On n’oublie pas sa ville natale. Majida Benkirane a fait sienne cette belle devise. Interrogée sur l’endroit où elle préfère passer ses vacances d’été. Elle a la réponse au bout des lèvres: «Taza ! C’est une ville très pure, au sens à la fois climatique et spirituel!», s’exclame-t-elle. «Cela me change de la grisaille de Rabat, avec ce que cela implique en termes d’humidité et de tracas professionnels», explique l’actrice, également responsable au département des festivals au ministère de la Culture. «En été, qui est la saison des festivals par excellence, il est rare de trouver un bout de répit», déplore-t-elle. Mais, «j’ai pu me libérer, cette semaine, pour renouer avec la ville de mes racines», se réjouit-elle.

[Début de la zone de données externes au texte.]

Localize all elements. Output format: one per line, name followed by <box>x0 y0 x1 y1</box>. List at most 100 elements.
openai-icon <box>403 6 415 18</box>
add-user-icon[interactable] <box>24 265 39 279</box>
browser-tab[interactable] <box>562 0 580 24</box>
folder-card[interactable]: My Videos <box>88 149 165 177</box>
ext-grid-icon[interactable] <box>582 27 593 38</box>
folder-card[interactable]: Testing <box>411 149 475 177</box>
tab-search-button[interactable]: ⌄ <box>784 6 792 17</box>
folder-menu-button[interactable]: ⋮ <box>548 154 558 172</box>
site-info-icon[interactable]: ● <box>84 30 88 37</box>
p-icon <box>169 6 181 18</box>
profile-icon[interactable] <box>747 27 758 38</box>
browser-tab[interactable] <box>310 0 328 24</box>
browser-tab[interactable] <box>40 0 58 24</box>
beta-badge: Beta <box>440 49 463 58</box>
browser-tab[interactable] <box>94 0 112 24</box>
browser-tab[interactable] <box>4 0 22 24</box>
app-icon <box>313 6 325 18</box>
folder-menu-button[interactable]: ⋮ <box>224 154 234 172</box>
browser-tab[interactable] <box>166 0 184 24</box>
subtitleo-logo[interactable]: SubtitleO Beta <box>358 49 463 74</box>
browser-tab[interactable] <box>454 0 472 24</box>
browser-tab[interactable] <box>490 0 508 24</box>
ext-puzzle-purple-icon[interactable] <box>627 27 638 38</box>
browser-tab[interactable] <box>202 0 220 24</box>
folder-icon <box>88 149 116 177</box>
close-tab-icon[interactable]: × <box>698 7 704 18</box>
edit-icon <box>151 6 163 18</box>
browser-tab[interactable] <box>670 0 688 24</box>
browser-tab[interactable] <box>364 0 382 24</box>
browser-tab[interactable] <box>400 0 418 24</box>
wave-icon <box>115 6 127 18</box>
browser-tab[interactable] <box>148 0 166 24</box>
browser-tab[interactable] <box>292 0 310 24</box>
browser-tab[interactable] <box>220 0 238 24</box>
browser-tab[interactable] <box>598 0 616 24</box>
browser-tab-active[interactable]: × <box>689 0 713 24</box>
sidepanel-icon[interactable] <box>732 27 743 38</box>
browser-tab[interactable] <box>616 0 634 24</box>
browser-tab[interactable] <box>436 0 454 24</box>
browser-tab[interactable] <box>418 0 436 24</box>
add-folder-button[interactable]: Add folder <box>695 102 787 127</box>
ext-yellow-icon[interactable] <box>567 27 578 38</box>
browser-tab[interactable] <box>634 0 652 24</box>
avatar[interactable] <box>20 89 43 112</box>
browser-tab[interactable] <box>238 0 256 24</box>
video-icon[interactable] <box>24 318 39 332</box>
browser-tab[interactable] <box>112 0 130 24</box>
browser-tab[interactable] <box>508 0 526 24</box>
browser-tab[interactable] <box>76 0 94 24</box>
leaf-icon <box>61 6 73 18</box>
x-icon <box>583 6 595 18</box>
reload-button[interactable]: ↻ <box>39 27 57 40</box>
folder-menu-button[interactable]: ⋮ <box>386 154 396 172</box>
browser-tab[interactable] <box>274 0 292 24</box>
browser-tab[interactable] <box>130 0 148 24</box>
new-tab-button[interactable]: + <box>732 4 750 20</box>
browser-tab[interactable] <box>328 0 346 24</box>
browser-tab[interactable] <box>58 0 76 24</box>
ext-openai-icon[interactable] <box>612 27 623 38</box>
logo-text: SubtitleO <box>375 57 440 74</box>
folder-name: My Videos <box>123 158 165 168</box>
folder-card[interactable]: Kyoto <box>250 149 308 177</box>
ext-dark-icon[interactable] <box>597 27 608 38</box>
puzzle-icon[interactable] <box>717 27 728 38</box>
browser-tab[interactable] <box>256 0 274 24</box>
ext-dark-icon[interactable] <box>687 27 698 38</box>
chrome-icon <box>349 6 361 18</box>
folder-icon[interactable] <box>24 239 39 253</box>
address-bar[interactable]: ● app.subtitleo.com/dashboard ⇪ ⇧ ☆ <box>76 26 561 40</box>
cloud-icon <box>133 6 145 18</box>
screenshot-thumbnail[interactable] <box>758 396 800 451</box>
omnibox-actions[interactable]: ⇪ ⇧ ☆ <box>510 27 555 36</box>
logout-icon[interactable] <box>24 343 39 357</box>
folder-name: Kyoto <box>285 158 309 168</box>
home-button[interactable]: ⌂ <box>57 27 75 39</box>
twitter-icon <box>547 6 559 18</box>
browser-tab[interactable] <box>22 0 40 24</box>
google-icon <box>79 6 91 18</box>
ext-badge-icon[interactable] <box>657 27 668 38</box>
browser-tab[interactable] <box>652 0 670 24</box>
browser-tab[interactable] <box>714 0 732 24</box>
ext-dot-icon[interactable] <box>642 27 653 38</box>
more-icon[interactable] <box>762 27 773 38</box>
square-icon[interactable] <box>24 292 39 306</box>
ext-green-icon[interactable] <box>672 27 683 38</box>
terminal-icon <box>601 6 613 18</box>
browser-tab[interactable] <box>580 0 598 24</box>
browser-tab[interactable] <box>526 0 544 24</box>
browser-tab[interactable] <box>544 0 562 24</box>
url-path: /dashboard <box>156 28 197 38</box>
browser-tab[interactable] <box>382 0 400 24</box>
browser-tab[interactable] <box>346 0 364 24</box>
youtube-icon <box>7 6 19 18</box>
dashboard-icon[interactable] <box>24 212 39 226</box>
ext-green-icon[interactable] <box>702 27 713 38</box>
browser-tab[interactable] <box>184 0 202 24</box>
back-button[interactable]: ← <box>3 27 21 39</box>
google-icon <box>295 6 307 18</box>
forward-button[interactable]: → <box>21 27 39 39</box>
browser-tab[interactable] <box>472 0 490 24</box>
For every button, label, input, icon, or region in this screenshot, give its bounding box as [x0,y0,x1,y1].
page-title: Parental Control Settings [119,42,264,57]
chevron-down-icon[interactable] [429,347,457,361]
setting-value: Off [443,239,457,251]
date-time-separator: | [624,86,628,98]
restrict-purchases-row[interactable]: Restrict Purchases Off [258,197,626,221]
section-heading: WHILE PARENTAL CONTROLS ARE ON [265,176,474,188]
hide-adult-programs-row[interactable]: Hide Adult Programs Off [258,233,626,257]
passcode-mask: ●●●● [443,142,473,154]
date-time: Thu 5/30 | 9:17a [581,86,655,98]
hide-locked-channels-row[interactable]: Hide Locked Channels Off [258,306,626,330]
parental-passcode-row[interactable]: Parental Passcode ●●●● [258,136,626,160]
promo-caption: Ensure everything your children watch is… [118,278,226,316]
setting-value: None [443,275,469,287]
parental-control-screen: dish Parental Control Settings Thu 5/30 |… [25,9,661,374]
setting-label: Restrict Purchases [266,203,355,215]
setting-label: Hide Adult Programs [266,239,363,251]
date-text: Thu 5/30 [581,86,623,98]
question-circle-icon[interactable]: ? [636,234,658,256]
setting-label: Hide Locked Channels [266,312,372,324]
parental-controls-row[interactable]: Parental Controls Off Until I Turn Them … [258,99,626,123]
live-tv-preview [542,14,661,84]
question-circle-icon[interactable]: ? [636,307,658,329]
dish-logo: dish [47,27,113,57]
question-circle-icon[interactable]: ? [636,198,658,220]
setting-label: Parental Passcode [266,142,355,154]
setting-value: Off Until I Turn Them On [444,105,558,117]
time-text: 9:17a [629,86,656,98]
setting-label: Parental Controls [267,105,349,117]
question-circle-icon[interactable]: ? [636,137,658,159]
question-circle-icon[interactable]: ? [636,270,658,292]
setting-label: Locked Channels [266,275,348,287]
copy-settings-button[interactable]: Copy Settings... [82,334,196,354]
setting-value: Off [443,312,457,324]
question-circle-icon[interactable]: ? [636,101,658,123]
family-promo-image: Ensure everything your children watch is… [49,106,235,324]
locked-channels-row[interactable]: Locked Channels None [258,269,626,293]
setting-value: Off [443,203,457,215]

Son point de chute : «7 rue, Café du Pacha», où elle est née. Marquée par la maison parentale, elle y a consacré son deuxième livre qui porte comme titre l’adresse du foyer natal. Dans ce livre, le deuxième après le recueil de nouvelles «Rêver comme du poisson», elle revisite le foyer où elle a fait ses premiers pas. «Voyager à Taza, c’est voyager à la fois dans l’espace et dans le temps pour retrouver les traces d’un passé tendre», souligne-t-elle, ajoutant, sur un ton où se laissent détacher des accents affectueux, que c’est «l’occasion de retrouver la famille, avec laquelle j’exhume les souvenirs de gens vivants et d’autres décédés, dont notamment mon père et ma mère ».
Au-delà du foyer natal, l’artiste-écrivain trouve à Taza un cadre propice à l’inspiration. Elle connaît sur le bout des doigts les sites historiques de cette ville. Une véritable citadelle bâtie à l’extrémité d’un plateau escarpé, faisant figure de couloir montagneux qui sépare le Rif du Moyen-Atlas, et où les steppes du Maroc oriental et les plaines fertiles du Maroc atlantique viennent se croiser et se tutoyer au gré d’une remarquable communion.
L’artiste en veut pour exemples le prestigieux parc Tazeka, créé en 1950 et qui avait pour objectif principal de protéger toutes les ressources naturelles existantes du Jbel Tazekka, le gouffre Friouata, dont la descente vers le fond est impressionnante, sans oublier l’incontournable «Bab Er-Rih» (Porte du vent), baptisée ainsi pour le vent de l’ouest qui vient apporter un bol de fraîcheur dans les gouffres immémoriaux de cette ville mystérieuse. Entre visites familiales et randonnées à travers les sites historiques, l’artiste s’adonne à quelques occupations favorites, telles que la natation, la lecture, mais aussi et surtout l’écriture. Histoire de fixer dans le marbre de la page blanche une passion nommée Taza.